Sunshine is not just the closest world-class hill to Calgary. It is one of the best-run ski operations anywhere — and the perfect place for a family's very first day on snow.
The elevation means snow arrives early and stays late, giving families a longer window to go. The quality of the snow, the layout of the beginner terrain, and the way the mountain is managed all point to the same thing: safe, well organized, and genuinely spectacular. There is no better first impression of the sport.
Nakiska is closer to Calgary but proximity is not the same as suitability.

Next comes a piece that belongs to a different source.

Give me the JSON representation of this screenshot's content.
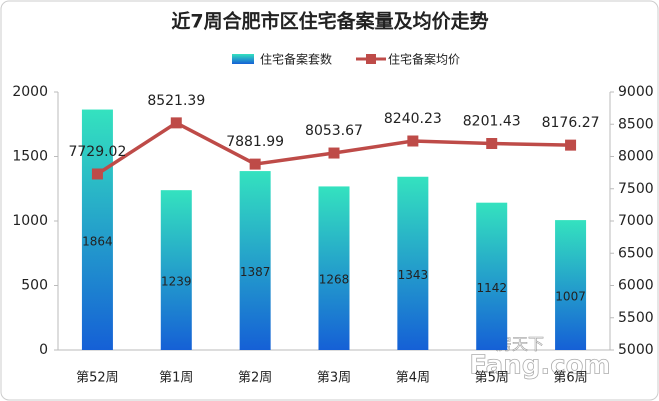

The mission is not to get families to the nearest hill. It is to create a first experience so good they keep coming back. A family that gets consistent powder, a well-run lesson, and a gondola ride through the Rockies — that family becomes a skier for life.
Prove the model with Sunshine Village in Year 1. Then expand to Castle Mountain and Lake Louise. Castle already provides free rentals for school groups — the willingness is there. Every hill wants to be part of a proven program.
Sunshine Village and Lake Louise are west on Highway 1. Castle Mountain is a completely different direction, south near Pincher Creek. We start with Sunshine Village.
Start with Sunshine Village. Prove the model. Then expand to the other hills.